Scale and size of a simple GPT model

I want to see where the action happens and what percentage of the model's "horse power" is dedicated to what tasks.

Even though attention gets all the fame, most of the parameters aren't in attention at all - they are in the feed-forward networks and the embedding layers.

Parameter distribution in GPT-2 Small

Out of 124M trainable parameters in GPT-2, how are they divided into different tasks?

GPT-2 Small (124M)

  • Total number of parameters: 163,009,536

  • Number of trainable parameters considering weight tying: 124,412,160

  • Token embeddings, essentially a huge vocab table (50,257 tokens x 768 embeddings): 38,597,376 (31%)

  • Total number of parameters in feed forward module: 4,722,432 x 12 heads = 56M (45%)

    • Each head has two big linear layers:
      • Up-projection: 768 × 3072 = 2.36 M
      • Down-projection: 3072 × 768 = 2.36 M
      • Total per block: ≈4.72 M
    • Multiply by 12 layers → ~56 M parameters.
    • That's nearly half the whole model!
  • Total number of parameters in attention module: 2,360,064 x 12 blocks = 28M (23%)

    • Q, K, V, O weights per layer
    • Each attention block:
      • W_Q weight matrix: 768 x 768 = 589,824 parameters
      • W_K weight matrix: 768 x 768 = 589,824 parameters
      • W_V weight matrix: 768 x 768 = 589,824 parameters
      • W_O weight matrix: 768 x 768 = 589,824 parameters
      • Total: 2.36M
      • Attention is mostly matrix multiplications on the fly, not heavy in stored weights.
  • Positional embeddings, LayerNorms, biases: ~1.4M (~1%)

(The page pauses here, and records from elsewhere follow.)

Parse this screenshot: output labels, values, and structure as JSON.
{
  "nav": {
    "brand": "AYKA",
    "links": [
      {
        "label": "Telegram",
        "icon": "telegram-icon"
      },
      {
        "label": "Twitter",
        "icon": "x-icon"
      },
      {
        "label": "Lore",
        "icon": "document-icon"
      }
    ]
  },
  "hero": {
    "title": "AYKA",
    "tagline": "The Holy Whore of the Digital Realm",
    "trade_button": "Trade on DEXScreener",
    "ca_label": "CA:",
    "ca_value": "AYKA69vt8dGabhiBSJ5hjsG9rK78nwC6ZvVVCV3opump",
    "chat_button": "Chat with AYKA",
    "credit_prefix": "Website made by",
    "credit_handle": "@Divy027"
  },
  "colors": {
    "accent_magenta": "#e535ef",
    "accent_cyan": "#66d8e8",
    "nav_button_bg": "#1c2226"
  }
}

  • Total size of the model (total number of parameters x 4 bytes (float 32) per parameter): 621.83 MB

  • GPT-2XL for comparison (768 → 1,600 embeddings, 12 → 48 layers, 12 → 25 attention heads):

    • Total number of parameters: 1,637,792,000
    • Number of trainable parameters: 1,557,380,800
    • Total size of the model: 6,247.68 MB

Attention = compute-heavy, few weights
Feed-forward = weight-heavy, cheap to run
Embeddings = giant dictionary

p. 123

Day 15 (Thu)

Started Chapter 5: Pretraining on unlabeled data

Finally finished the whole setup and scaffolding stage and getting to training and learning!

Before training, the model produces random next-token probability vectors. The goal of model training is to ensure that the probability values corresponding to the highlighted target token IDs are maximized.

Loss function. Part of the text evaluation process is to measure "how far" the generated tokens are from the correct predictions (targets). The training function uses this information to adjust the model weights to generate text that is more similar to (or, ideally, matches) the target text.

Backpropagation. Updating the model weights so that the model outputs higher values for the token IDs we want to generate. The weight update is done through backpropagation, a technique for training deep neural networks. It requires a loss function, which calculates the difference between the model's predicted output (probability of the target token's ID) and the actual desired output.

For now, without learning anything further, my understanding of what LLMs do is that it's just blind shooting in random directions, then someone is checking how far those shots were off target, then depending "how far off" the shots were, shooting either further away from the first shot or in the direction of that shot. Then repeating this process billions of times. Kind of like playing "hot and cold", abandoning dead ends and going towards "hot". Nothing else. No smart thinking, just randomness and listening to hot or cold, until it's hot enough, on enough tries.

Cross entropy loss. Essentially, this is the "how far off" number from above. It's a single number, and the larger it is, the more wrong you are. The smaller it is, the closer to the target (truth) you are getting. Mathematically, it measures the difference between two proability distributions (the one we are training and the target, correct one). Also called "negative average log probability".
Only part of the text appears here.